Every group that has come to power with changes in governments has brought in new teams into the structure of the 18 retirement funds like a bus. Unfortunately, over 90% of these cases have been officially employed, even though these funds are facing a surplus workforce of over 65%. The Ibrahim Raisi government has intensified this figure unprecedentedly.
On the other hand, governments have indirectly reached into the resources of these funds. For example, according to the budget law, these funds are obligated to invest in various projects. However, these investments have always been done as obligations, and the funds have been forced to accept the desired cases by the government and the parliament for investment.
In other words, the funds are obliged to make mandatory investments in projects that mostly do not even have the value of continuing activities on the past scale. That is why it is said that the assets of these funds have about 200% less value compared to the obligations that governments have not fulfilled.
The structural flaws of the funds and demographic changes
One of the most important factors in the creation and exacerbation of the pre-crisis pension funds is the very low support ratio. In simpler terms, the number of active contributors to the fund compared to the number of pensioners or retirees is very low. In other words, the inflow of funds is significantly less than the outflow of cash from the funds due to demographic changes and flaws in the country’s pension laws.
Currently, this ratio is almost 1 to 1, meaning the inflow and outflow of the fund are equal. However, in developed countries and successful examples of pension funds, this ratio is 3 to 1 or even 6 to 1, meaning the number of contributors is six times higher than the number of pensioners and retirees in these funds.

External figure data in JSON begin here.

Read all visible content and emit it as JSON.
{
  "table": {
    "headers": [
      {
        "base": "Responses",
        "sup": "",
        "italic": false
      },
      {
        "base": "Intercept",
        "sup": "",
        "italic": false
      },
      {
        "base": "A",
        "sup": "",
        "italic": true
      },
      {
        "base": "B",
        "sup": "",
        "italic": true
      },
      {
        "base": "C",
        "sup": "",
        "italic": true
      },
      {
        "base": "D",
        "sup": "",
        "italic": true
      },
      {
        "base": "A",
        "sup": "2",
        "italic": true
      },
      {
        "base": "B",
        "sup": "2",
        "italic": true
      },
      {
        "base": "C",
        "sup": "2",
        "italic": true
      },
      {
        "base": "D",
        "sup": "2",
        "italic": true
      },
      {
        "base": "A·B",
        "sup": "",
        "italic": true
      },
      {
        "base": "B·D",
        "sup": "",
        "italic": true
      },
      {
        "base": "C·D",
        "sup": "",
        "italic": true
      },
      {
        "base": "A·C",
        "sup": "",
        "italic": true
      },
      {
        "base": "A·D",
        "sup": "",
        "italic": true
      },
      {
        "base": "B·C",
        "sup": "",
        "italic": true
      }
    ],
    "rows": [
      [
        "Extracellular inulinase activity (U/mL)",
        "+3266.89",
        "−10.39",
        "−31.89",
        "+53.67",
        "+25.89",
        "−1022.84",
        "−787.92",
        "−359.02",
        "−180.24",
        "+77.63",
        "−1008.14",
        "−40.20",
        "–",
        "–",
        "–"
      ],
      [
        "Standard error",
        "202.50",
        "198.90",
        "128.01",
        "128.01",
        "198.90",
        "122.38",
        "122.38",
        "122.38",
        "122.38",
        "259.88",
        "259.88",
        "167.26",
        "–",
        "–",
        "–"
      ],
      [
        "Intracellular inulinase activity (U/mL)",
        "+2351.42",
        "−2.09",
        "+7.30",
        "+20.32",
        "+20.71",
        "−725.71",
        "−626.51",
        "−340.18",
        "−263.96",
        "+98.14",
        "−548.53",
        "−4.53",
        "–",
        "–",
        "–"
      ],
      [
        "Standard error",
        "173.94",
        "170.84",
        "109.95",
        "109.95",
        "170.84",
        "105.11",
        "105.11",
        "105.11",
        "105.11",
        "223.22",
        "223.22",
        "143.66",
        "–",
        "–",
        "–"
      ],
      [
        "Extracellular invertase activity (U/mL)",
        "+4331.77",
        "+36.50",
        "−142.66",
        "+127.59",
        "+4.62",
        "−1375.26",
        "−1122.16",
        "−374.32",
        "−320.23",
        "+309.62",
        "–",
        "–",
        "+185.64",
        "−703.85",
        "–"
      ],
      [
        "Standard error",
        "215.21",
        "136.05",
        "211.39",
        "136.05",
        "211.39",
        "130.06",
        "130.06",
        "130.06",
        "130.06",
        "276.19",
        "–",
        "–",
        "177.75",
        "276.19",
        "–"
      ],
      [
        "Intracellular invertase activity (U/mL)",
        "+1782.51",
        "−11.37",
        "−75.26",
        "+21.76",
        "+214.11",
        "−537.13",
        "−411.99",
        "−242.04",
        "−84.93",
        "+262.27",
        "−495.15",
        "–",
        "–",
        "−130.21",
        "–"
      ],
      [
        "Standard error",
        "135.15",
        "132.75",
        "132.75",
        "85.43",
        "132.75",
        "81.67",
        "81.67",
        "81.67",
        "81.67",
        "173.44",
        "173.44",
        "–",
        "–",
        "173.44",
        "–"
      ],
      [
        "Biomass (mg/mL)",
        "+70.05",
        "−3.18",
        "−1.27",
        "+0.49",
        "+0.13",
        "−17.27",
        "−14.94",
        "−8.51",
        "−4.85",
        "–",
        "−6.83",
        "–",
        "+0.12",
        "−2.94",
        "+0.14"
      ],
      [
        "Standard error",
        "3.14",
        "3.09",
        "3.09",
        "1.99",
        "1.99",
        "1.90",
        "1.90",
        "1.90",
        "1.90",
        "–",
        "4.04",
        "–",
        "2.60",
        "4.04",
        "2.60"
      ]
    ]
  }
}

This factor also results in all the funds entering the treasury being spent on fulfilling obligations to members. However, governments have certain expectations and at times, such as during the term of a major government, the funds’ resources are attacked by the government to compensate for budget deficits.
Considering that the baby boomer generation, born in the 1960s, will reach retirement age in the next 15 years, this event could lead to a final explosion point. In that period, the current ratio of 1 to 1, which is already disastrous, could turn into 1 to 15 or even 1 to 2. This means that for every active worker, we will have 15 retirees receiving pensions under the best conditions, which signifies a full-blown disaster.